If the property appeals to a wide variety of guests, you may find yourself creating multiple guides based on the purpose of each guests’ stay.
For properties in metropolitan areas with rapid growth, be sure to to revisit the guidebook often. Whether you add unique experiences that have popped up or remove a restaurant that has gone under, it is important your guests have a memorable experience at one of your recommendations.
10. Update appliances and furniture
Whether helping an owner launch a vacation rental for the first time or recommending improvements to an existing rental, Genevieve requires all appliances be up-to-date—it isn’t negotiable.

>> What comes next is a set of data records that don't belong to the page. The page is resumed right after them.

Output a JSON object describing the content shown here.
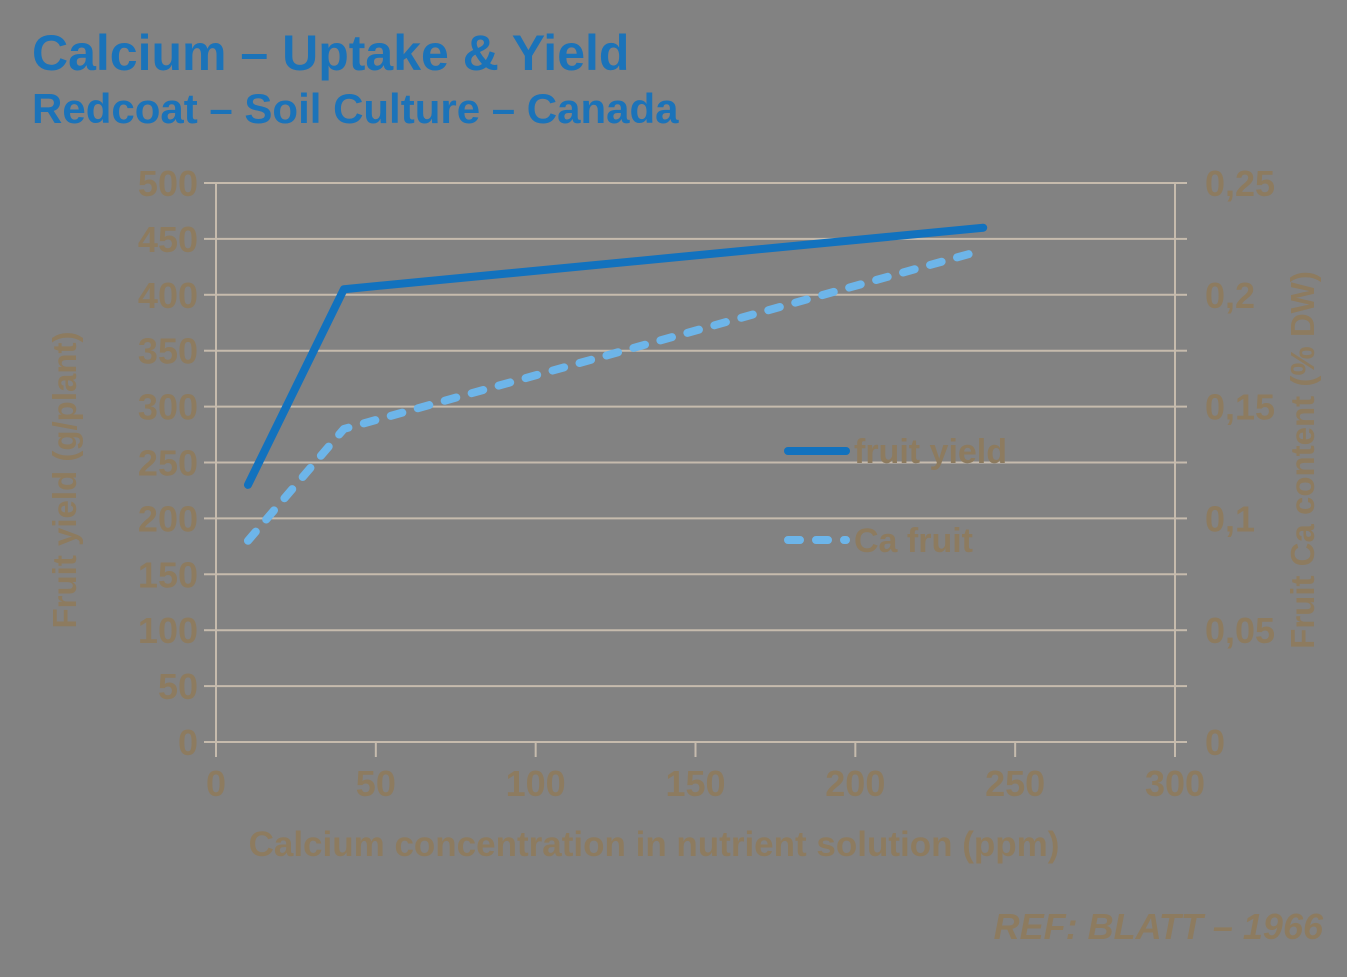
{
  "header": {
    "title": "Calcium – Uptake & Yield",
    "subtitle": "Redcoat – Soil Culture – Canada"
  },
  "footer": {
    "reference": "REF: BLATT – 1966"
  },
  "colors": {
    "background": "#828282",
    "title_text": "#1B73B9",
    "axis_text": "#8D7B5F",
    "gridline": "#C6BBAD",
    "fruit_yield_line": "#1272BE",
    "ca_fruit_line": "#6DB5E9"
  },
  "chart_data": {
    "type": "line",
    "title": "Calcium – Uptake & Yield",
    "subtitle": "Redcoat – Soil Culture – Canada",
    "x": [
      10,
      40,
      240
    ],
    "series": [
      {
        "name": "fruit yield",
        "axis": "left",
        "line_style": "solid",
        "color": "#1272BE",
        "values": [
          230,
          405,
          460
        ]
      },
      {
        "name": "Ca fruit",
        "axis": "right",
        "line_style": "dashed",
        "color": "#6DB5E9",
        "values": [
          0.09,
          0.14,
          0.22
        ]
      }
    ],
    "xlabel": "Calcium concentration in nutrient solution (ppm)",
    "xlim": [
      0,
      300
    ],
    "x_ticks": [
      0,
      50,
      100,
      150,
      200,
      250,
      300
    ],
    "x_tick_labels": [
      "0",
      "50",
      "100",
      "150",
      "200",
      "250",
      "300"
    ],
    "left_axis": {
      "label": "Fruit yield (g/plant)",
      "lim": [
        0,
        500
      ],
      "ticks": [
        0,
        50,
        100,
        150,
        200,
        250,
        300,
        350,
        400,
        450,
        500
      ],
      "tick_labels": [
        "0",
        "50",
        "100",
        "150",
        "200",
        "250",
        "300",
        "350",
        "400",
        "450",
        "500"
      ]
    },
    "right_axis": {
      "label": "Fruit Ca content (% DW)",
      "lim": [
        0,
        0.25
      ],
      "ticks": [
        0,
        0.05,
        0.1,
        0.15,
        0.2,
        0.25
      ],
      "tick_labels": [
        "0",
        "0,05",
        "0,1",
        "0,15",
        "0,2",
        "0,25"
      ]
    },
    "grid": "horizontal",
    "gridline_step_left_units": 50,
    "legend": {
      "position": "middle-right",
      "entries": [
        "fruit yield",
        "Ca fruit"
      ]
    }
  }
}
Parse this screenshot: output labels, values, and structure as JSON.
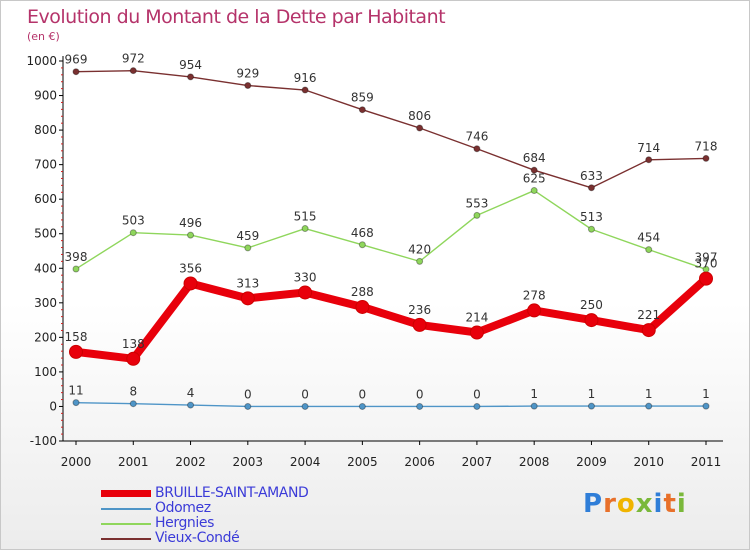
{
  "header": {
    "title": "Evolution du Montant de la Dette par Habitant",
    "unit": "(en €)"
  },
  "logo": {
    "text": "Proxiti",
    "colors": [
      "#2f7ed8",
      "#e8702a",
      "#f0b400",
      "#7ab83a",
      "#2f7ed8",
      "#e8702a",
      "#7ab83a"
    ]
  },
  "chart_data": {
    "type": "line",
    "title": "Evolution du Montant de la Dette par Habitant",
    "subtitle": "(en €)",
    "x": [
      "2000",
      "2001",
      "2002",
      "2003",
      "2004",
      "2005",
      "2006",
      "2007",
      "2008",
      "2009",
      "2010",
      "2011"
    ],
    "ylim": [
      -100,
      1000
    ],
    "yticks": [
      -100,
      0,
      100,
      200,
      300,
      400,
      500,
      600,
      700,
      800,
      900,
      1000
    ],
    "grid": false,
    "legend_position": "bottom-left",
    "series": [
      {
        "name": "BRUILLE-SAINT-AMAND",
        "color": "#e8000b",
        "values": [
          158,
          138,
          356,
          313,
          330,
          288,
          236,
          214,
          278,
          250,
          221,
          370
        ],
        "labels": [
          "158",
          "138",
          "356",
          "313",
          "330",
          "288",
          "236",
          "214",
          "278",
          "250",
          "221",
          "370"
        ]
      },
      {
        "name": "Odomez",
        "color": "#4f95c7",
        "values": [
          11,
          8,
          4,
          0,
          0,
          0,
          0,
          0,
          1,
          1,
          1,
          1
        ],
        "labels": [
          "11",
          "8",
          "4",
          "0",
          "0",
          "0",
          "0",
          "0",
          "1",
          "1",
          "1",
          "1"
        ]
      },
      {
        "name": "Hergnies",
        "color": "#8fd65c",
        "values": [
          398,
          503,
          496,
          459,
          515,
          468,
          420,
          553,
          625,
          513,
          454,
          397
        ],
        "labels": [
          "398",
          "503",
          "496",
          "459",
          "515",
          "468",
          "420",
          "553",
          "625",
          "513",
          "454",
          "397"
        ]
      },
      {
        "name": "Vieux-Condé",
        "color": "#7a3030",
        "values": [
          969,
          972,
          954,
          929,
          916,
          859,
          806,
          746,
          684,
          633,
          714,
          718
        ],
        "labels": [
          "969",
          "972",
          "954",
          "929",
          "916",
          "859",
          "806",
          "746",
          "684",
          "633",
          "714",
          "718"
        ]
      }
    ]
  }
}
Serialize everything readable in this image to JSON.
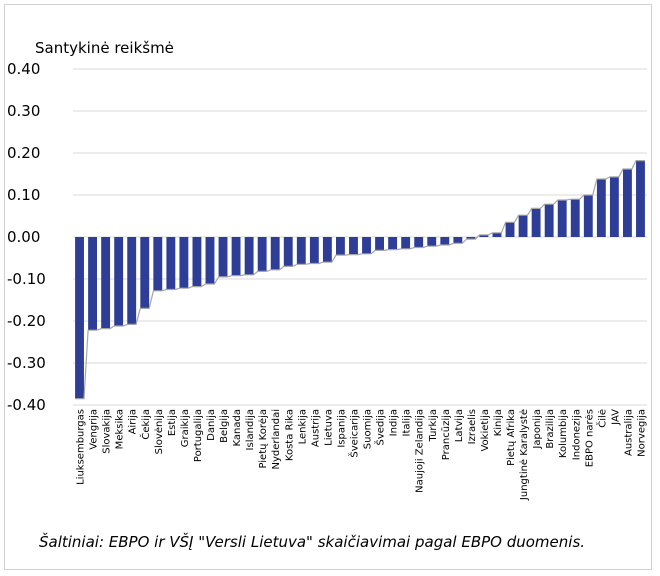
{
  "chart_data": {
    "type": "bar",
    "ylabel": "Santykinė reikšmė",
    "ylim": [
      -0.4,
      0.4
    ],
    "yticks": [
      "0.40",
      "0.30",
      "0.20",
      "0.10",
      "0.00",
      "-0.10",
      "-0.20",
      "-0.30",
      "-0.40"
    ],
    "grid": true,
    "bar_color": "#2e3d96",
    "line_color": "#a6a6a6",
    "categories": [
      "Liuksemburgas",
      "Vengrija",
      "Slovakija",
      "Meksika",
      "Airija",
      "Čekija",
      "Slovėnija",
      "Estija",
      "Graikija",
      "Portugalija",
      "Danija",
      "Belgija",
      "Kanada",
      "Islandija",
      "Pietų Korėja",
      "Nyderlandai",
      "Kosta Rika",
      "Lenkija",
      "Austrija",
      "Lietuva",
      "Ispanija",
      "Šveicarija",
      "Suomija",
      "Švedija",
      "Indija",
      "Italija",
      "Naujoji Zelandija",
      "Turkija",
      "Prancūzija",
      "Latvija",
      "Izraelis",
      "Vokietija",
      "Kinija",
      "Pietų Afrika",
      "Jungtinė Karalystė",
      "Japonija",
      "Brazilija",
      "Kolumbija",
      "Indonezija",
      "EBPO narės",
      "Čilė",
      "JAV",
      "Australija",
      "Norvegija"
    ],
    "values": [
      -0.385,
      -0.222,
      -0.218,
      -0.212,
      -0.208,
      -0.17,
      -0.128,
      -0.125,
      -0.122,
      -0.118,
      -0.112,
      -0.095,
      -0.092,
      -0.09,
      -0.082,
      -0.078,
      -0.07,
      -0.065,
      -0.063,
      -0.06,
      -0.043,
      -0.042,
      -0.04,
      -0.032,
      -0.03,
      -0.028,
      -0.025,
      -0.022,
      -0.019,
      -0.015,
      -0.005,
      0.005,
      0.01,
      0.035,
      0.052,
      0.068,
      0.078,
      0.088,
      0.09,
      0.1,
      0.138,
      0.143,
      0.162,
      0.182
    ]
  },
  "source_note": "Šaltiniai:  EBPO ir VŠĮ \"Versli Lietuva\" skaičiavimai pagal EBPO duomenis."
}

“If it’s just us, we can live with what we got,” she says. “But when we’re renting to hundreds of other people, we have to satiate and take care of people.”
For a sturdy, charming, and timeless look, Genevieve pushes owners and property managers to use leather furniture to outfit their common areas. She says leather’s great because it’s easy to protect, easy to clean, and it ages well—especially if it’s treated with Scotchguard and conditioned every once in a while to extend its life and maintain its beauty.
Particularly for owners who spend part of the year in the vacation rental themselves, some of these recommendations can be a tougher sell. When that happens, Genevieve and Peter remind owners that in order to use their property as a source of income, the focus needs to be on their guests’ experience, not their own.